Pardon the missing post yesterday. I was a busy bee trying to prepare for the Covenant kick-off last night and now the Isaiah part 1 kick-off this morning.
Last night’s group was sweet and had a large sprinkling of some new faces in the group. I expect the same this morning.
Kicking off a new study is always invigorating to me whether I’m the leader or the student. New notebooks, new pens, new paper, new lessons, new friends….it’s downright refreshing. Then, when the newness wears off it’s really easy for the time invested in studying the Bible to fall by the wayside.
Kay Arthur calls this an attack of the enemy, aka the devil. She says there are four deadly d’s when it comes to beginning a study and persevering. I’m a bit too pooped to get up and grab that handout just now. So, allow me to share some of the things that have affected me in the past regarding sticking with a Bible study (corporately or solo). These are not in a specific order, fyi.
- Do it all or not at all. This happens when you realize it’s the day before the group meets and you have done none of the lesson and wonder where the time has gone. If you don’t do any of it, you feel unworthy to show up and be part of the group. You either go and keep your book close to your chest so no one can see your lack of spirituality or you “get sick” and can’t come that day. Eventually, if this keeps up you drop out.
- The comparison trap. You show up but notice that your answers don’t feel up all the blank space on the paper like the other gals at the table and you immediately feel condemned. This keeps you from wanting to show back up because you feel a bit simple-minded.
- I’m not sure of the answer so I am not going to participate in the discussion. That explains itself.
- I would rather do anything than this so I’ll drop out. Usually this is because you have not kept up, not connected with the others in the group, or you find reading the Bible boring.
Now, here are my tips to prevent such thoughts, habits, actions, from consuming you and causing you to throw in the towel on Bible study.

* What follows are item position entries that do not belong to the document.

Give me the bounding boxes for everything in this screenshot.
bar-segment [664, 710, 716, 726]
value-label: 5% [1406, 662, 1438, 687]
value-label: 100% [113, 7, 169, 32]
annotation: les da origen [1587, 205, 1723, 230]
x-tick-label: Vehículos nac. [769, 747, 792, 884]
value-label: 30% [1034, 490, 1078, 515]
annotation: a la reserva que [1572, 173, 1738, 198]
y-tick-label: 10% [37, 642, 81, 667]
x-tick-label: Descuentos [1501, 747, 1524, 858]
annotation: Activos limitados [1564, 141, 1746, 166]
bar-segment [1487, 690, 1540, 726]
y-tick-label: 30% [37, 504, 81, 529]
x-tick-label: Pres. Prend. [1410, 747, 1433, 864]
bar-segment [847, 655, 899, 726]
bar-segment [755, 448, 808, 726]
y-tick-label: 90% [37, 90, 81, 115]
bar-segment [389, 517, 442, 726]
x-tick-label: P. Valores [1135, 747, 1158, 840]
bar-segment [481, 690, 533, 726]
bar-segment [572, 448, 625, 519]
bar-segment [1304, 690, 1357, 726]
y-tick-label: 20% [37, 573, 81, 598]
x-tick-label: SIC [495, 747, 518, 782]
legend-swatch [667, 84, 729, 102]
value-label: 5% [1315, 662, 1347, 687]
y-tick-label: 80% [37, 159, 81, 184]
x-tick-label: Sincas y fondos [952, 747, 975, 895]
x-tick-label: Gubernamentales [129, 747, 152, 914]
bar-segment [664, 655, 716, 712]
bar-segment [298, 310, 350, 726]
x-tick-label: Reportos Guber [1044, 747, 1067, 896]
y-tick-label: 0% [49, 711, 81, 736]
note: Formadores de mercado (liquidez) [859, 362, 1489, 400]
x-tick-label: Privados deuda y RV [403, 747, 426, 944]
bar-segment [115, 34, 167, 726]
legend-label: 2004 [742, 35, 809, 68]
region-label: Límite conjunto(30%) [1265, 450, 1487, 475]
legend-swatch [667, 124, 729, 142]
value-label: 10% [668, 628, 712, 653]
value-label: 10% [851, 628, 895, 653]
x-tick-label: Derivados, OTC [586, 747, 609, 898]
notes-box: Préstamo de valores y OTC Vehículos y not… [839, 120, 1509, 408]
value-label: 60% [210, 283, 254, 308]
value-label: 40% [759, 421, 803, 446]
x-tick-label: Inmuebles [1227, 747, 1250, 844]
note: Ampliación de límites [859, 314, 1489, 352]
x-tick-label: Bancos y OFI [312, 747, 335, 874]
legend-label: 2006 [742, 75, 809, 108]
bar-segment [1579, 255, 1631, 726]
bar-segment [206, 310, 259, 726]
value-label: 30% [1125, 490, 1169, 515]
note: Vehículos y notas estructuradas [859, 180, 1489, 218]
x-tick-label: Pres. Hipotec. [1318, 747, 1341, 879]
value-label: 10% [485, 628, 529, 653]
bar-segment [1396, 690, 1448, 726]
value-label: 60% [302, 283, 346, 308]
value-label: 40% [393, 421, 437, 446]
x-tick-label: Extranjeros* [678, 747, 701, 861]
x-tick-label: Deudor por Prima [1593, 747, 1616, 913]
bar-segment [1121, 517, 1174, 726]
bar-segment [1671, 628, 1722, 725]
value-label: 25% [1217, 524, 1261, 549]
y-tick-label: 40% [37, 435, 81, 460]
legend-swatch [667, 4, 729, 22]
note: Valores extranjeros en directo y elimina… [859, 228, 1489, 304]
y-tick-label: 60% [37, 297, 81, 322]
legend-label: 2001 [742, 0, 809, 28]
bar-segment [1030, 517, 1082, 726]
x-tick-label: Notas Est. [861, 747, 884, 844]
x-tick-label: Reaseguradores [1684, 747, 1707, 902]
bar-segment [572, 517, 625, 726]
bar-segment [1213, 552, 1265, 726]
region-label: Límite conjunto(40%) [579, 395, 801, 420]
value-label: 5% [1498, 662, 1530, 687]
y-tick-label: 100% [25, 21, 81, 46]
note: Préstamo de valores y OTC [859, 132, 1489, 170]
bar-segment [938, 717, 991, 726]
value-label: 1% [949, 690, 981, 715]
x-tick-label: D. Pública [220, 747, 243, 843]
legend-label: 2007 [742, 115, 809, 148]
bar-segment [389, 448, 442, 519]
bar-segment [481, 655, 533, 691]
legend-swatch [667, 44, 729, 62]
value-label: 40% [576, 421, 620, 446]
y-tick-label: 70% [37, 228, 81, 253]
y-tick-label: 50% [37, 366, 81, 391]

- Pray. Jot down a list of things that pertain to you and this study. Why are you studying? What do you hope to accomplish? What are your motives? Ask God for clarity, for time to study, for discernment in what you are reading in the Bible.
- Be patient with yourself. Take baby steps if studying the Bible is new or if you have much going on in your family that takes you away from the time you’d hope to spend in the Word. Do what you can whether you show up with a completed lesson or not.
- Persevere to finish the study. By hanging in there, you’ll still learn more than when you began. Don’t be an all or nothing person. Do the best you can but at least finish the study til the last day you meet even if all you can do is just show up for the discussion.
- Show up. Don’t fall into the excuse trap. Show up. Make the weekly time a priority on your calendar.
- Make friends. By connecting with the group members, you feel a bond that keeps you wanting to come back and share what God is teaching you and hear what He’s teaching them.
- Pray for those in the group. This is a vital way to connect and get to know the members in the group.
- Ask for help. If you struggle with the lesson method or the topic, ask your leader or a friend in the group for help and clarification of instructions or what the Bible is saying. Again, patience with yourself is important.
Well, those are just a few suggestions. I hope they encourage you to not fall off the Bible study wagon. Find one. Engage in it. Hang with it. Live it out.